While the JavaScript language is dynamic, powerful, and extremely expressive, there are still issues that come up about portability. Any code that you develop has to maintained, updated, and debugged. For this we need a standard among the JavaScript codes that we made, and the use of tool kit approach evolves here. The use of a standard JavaScript library gives compatibility amongst browsers for various feature sets. While we are attempting to develop a feature that works uniformly across a set of commonly used browsers, it will be a tedious work that often demoralizes even the most experienced professionals.

Toolkit

A tool kit is nothing but  a set of JavaScript files which include standard functions and utilities.

Dojo Toolkit is an open source java script library to ease the development of cross platform JavaScript / Ajax based applications and web sites. It is started by Alex Russell, Dylan Schliemann, David Schnitzler, and others in 2004. The Dojo Foundation is a non-profit organization to promote the adoption of the dojo toolkit.

Architecture

javascript dojo

javascript dojo

Base

Base is the kernel of the toolkit. Features included in base have been used for utility, speed of execution, and size. Getting base into your web page is as simple as writing a SCRIPT tag.

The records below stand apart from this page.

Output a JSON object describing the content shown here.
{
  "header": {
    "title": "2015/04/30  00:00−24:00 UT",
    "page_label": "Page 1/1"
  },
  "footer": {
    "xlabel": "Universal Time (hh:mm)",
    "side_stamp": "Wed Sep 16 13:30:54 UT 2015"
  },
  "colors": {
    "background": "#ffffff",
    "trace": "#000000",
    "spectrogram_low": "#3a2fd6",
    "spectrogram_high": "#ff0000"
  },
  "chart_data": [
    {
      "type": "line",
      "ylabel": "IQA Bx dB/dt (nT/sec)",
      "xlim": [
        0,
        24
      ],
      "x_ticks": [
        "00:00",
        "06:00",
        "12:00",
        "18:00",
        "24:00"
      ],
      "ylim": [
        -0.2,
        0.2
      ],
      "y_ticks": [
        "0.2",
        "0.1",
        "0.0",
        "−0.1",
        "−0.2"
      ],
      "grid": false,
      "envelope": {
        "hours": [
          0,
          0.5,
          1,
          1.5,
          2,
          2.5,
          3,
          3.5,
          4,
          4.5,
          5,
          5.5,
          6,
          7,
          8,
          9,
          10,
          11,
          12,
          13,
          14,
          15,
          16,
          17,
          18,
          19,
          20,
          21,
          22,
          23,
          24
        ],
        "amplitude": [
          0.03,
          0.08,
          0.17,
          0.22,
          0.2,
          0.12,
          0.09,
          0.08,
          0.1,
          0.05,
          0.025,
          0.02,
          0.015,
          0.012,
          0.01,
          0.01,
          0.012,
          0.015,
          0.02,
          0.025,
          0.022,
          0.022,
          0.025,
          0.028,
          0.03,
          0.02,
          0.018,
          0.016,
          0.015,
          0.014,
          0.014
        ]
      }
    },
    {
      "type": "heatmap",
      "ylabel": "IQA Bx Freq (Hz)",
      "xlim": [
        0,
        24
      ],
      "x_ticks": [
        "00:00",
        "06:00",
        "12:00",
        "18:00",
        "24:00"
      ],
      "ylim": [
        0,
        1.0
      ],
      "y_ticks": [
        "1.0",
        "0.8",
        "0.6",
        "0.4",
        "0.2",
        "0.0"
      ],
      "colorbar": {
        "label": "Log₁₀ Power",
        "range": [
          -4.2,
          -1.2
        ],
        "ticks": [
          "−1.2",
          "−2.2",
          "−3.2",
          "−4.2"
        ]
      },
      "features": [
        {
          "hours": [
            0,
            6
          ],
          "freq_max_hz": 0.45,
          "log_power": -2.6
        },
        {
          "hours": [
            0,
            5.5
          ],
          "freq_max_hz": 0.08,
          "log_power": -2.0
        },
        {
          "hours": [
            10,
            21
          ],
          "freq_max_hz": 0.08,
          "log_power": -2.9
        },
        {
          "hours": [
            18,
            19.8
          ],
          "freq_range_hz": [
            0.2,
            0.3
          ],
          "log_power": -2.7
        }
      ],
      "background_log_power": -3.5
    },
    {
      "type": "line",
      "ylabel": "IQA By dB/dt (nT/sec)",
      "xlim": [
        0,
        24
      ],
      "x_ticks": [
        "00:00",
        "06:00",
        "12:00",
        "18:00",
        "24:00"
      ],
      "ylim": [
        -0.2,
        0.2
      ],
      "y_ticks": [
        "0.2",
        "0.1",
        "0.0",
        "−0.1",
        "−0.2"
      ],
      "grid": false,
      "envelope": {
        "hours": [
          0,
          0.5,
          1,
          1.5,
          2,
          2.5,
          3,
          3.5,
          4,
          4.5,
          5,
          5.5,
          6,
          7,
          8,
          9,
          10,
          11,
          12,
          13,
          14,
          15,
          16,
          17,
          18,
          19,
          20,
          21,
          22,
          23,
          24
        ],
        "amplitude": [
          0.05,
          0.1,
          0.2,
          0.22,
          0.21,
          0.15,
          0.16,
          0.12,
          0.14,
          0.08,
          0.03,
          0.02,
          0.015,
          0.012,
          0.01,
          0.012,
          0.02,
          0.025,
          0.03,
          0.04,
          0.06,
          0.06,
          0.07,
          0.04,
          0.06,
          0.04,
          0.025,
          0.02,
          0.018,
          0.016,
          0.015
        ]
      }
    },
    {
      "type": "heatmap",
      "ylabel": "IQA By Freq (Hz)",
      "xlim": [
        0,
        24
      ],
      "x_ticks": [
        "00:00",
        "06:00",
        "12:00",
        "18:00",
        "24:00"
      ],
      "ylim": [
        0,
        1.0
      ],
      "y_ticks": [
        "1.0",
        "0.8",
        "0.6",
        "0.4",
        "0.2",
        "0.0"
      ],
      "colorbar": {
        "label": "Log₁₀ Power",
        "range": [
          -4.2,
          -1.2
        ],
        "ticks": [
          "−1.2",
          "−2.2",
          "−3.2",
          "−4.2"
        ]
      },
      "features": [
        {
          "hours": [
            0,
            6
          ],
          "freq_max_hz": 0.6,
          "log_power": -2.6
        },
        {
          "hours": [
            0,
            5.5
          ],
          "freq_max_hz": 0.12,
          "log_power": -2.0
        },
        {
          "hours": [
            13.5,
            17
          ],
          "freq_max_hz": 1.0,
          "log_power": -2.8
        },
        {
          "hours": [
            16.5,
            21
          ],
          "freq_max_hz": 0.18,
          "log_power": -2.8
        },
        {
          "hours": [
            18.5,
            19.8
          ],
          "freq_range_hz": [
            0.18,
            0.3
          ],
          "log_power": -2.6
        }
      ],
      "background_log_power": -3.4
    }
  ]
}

<script djConfig=”parseOnLoad: true” src=”src/dojo/dojo.js” ></script>

This will load the basic dojo script. Core will be packaged separately as its features are not quite common for all use.

Core

Core builds over Base with additional facilities like parsing widgets, advanced animation effects, drag-and-drop facilities, back-button handling, managing cookies, and more. Resources provide fundamental support for all operations. The module which you have explicitly imported into the page external to dojo.js is actually a part of Core itself. Core facilities usually do not appear in the Base level namespace, and instead appear in a lower-level namespace. This means that dojo includes the package names in an object reference. Like for-each loop function “dojo.lang.forEach (listOfThings, myFunc);” instead of using “for each (listOfThings, myFunc);”.By using namespaces, dojo tool kit ensures that no collisions occur between itself and any other libraries on the same page.

Dijit

Dojo has a library of widgets called Dijit (Dojo widget) that is a ready to use and often  makes no need of writing any JavaScript. Dijit uses commonly accepted accessibility standards such as ARIA (A standard for accomplishing Accessible Rich Internet Applications) and with preconfigured internationalization. Dijit is built upon core, so whenever you need your own custom widget, you can use the very same building blocks that were used to create Dijit features. The widgets are portable and can effectively share or deployed onto any web server. Generally Dijit is a UI element such as a button, text box, scroll bar, calendar, tree etc that are  easy to use, Event handlers can be registered on widget, handle browser incompatibilities and HTML+CSS bound by JavaScript

E.g.

<script>

dojo.require (“dijit.form.DateTextBox”);

</script>

<body>

<input name=”date1″ value=”2009-11-22″ dojoType=”dijit.form.DateTextBox” required=”true” />

</body>

Layout management is one of the powerful features of dojo widgets, Accordion Container, Content Pane, Layout Container, Split Container, Stack Container, Tab Container, and Menu are used for layout management. Dojo form elements include Checkbox Radio Button, Combo Box, Currency Text Box, Date Textbox, Number Text Box, Slider, Validation Textbox, Text area which can effectively manipulated using dojo libraries

E.g

<input length=25 name=”email” dojoType=”dijit.form.ValidationTextBox” lowercase=”true” trim=”true” regExp=”[a-z0-9._%+-] +@ [a-z0-9-]+\.[a-z]{2,4}”  required=”true” invalid Message=”Please enter valid e-mail id”/>

Dojo X

DojoX is a collection of subprojects that officially called by “Dojo Extensions” .The subprojects in DojoX are stable widgets and resources that is extremely valuable and fit nicely into Core or Dijit. DojoX frequently comes with collections, Charting algorithms and various String manipulations scripts

Dojo has a lot of good features like WYSIWYG editors, Clocks, Layout Managers, Buttons, Color pickers, and many other things. Then there’s the encryption package, hashing for server-side, the Drag-n-Drop package, the essential Collections API with Java-like iterators, the powerful   Ajax functionality. You might think that using a JavaScript-based framework is quiet simple, but still developer has to build some proficiency in JavaScript. There comes the cons of tool kit which have tedious code, but still the toolkit approach gives you the freedom of using it with any server side technology and it takes care of browser problems which often is a big headache for developers and it can be used with other standard frame works.